Taylor earlier pleaded guilty to charges of causing death and injury by careless driving.
Today, at Christchurch District Court, Ms Beet's only child, Chloe Beets said she is no longer sad, but angry at Taylor who she says has never apologised for his actions.
The last few months have been the hardest of her life and she still has nightmares, she said in an emotional victim impact statement.
She is angry that her mother never enjoyed becoming a grandmother, and is angry that it took Taylor so long to admit he was in the wrong and that it meant the driver spent so many weeks second guessing himself over whether he was responsible for causing his best friend's death.
Ms Beet didn't believe bus companies or drivers had learned from the tragedy, claiming she witnessed buses running red lights and breaking the road rules every day.

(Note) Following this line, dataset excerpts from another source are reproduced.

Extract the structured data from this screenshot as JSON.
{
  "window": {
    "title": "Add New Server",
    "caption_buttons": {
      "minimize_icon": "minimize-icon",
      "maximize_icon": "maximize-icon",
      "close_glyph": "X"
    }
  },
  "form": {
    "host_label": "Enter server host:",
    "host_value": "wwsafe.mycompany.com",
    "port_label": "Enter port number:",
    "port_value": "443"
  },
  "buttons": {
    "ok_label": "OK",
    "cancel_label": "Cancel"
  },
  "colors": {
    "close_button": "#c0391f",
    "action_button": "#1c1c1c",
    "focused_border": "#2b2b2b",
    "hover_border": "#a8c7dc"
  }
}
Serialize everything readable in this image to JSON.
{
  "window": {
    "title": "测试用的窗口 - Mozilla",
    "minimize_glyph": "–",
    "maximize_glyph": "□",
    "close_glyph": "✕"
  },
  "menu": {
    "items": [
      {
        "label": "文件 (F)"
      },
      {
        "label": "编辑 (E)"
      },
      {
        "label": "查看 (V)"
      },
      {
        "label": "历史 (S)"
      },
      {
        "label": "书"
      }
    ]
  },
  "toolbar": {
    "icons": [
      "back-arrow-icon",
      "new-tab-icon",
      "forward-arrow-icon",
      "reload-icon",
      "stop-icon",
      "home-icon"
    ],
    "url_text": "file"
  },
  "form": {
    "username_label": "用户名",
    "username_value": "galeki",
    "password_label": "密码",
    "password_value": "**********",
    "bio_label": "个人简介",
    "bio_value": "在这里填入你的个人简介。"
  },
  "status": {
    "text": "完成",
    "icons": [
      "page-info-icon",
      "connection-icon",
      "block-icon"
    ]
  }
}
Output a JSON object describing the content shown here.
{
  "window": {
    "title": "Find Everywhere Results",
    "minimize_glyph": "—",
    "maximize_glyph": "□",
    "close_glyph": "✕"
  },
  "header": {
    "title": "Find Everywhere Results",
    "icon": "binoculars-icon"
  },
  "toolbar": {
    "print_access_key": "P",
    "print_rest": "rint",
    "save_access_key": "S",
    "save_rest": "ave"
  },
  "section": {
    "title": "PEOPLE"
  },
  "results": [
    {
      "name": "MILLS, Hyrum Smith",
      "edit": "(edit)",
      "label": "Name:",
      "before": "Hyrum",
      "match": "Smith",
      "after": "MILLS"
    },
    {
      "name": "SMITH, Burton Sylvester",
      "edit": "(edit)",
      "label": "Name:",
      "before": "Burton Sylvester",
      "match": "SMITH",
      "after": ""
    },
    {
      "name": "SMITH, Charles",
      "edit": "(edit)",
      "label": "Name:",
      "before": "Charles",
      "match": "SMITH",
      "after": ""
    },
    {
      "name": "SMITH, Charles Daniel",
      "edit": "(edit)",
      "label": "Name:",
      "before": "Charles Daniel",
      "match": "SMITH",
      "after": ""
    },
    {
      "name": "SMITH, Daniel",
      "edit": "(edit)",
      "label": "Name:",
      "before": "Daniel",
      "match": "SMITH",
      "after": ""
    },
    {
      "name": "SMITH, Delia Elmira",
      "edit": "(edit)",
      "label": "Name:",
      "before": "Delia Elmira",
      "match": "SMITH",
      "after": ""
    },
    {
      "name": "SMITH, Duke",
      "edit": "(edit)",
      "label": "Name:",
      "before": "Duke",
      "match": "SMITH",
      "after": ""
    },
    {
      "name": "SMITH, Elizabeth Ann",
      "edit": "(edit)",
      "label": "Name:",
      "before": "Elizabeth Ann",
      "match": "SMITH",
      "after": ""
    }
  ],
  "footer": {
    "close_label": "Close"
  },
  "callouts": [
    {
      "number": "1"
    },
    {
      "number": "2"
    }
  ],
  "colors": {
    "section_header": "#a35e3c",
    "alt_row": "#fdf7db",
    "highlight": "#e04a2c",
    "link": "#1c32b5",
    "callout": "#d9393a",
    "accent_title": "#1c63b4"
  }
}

Defence counsel John Brandts-Giesen described the fatal mistake as a result of a "moment of misattention".
Taylor has since lost his job, is currently unemployed, and living in a caravan at a friend's property in Oxford, North Canterbury.
Judge Gary MacAskill blasted the police today for its "professional incompetence" in failing to provide victim impact statements to the court ahead of sentencing dates.
"If it happens again, the roof will fall. I've had enough," he said.
Judge MacAskill sentenced Taylor to 200 hours of community work.
He also ordered him to pay $3800 in reparation and disqualified him from driving for nine months.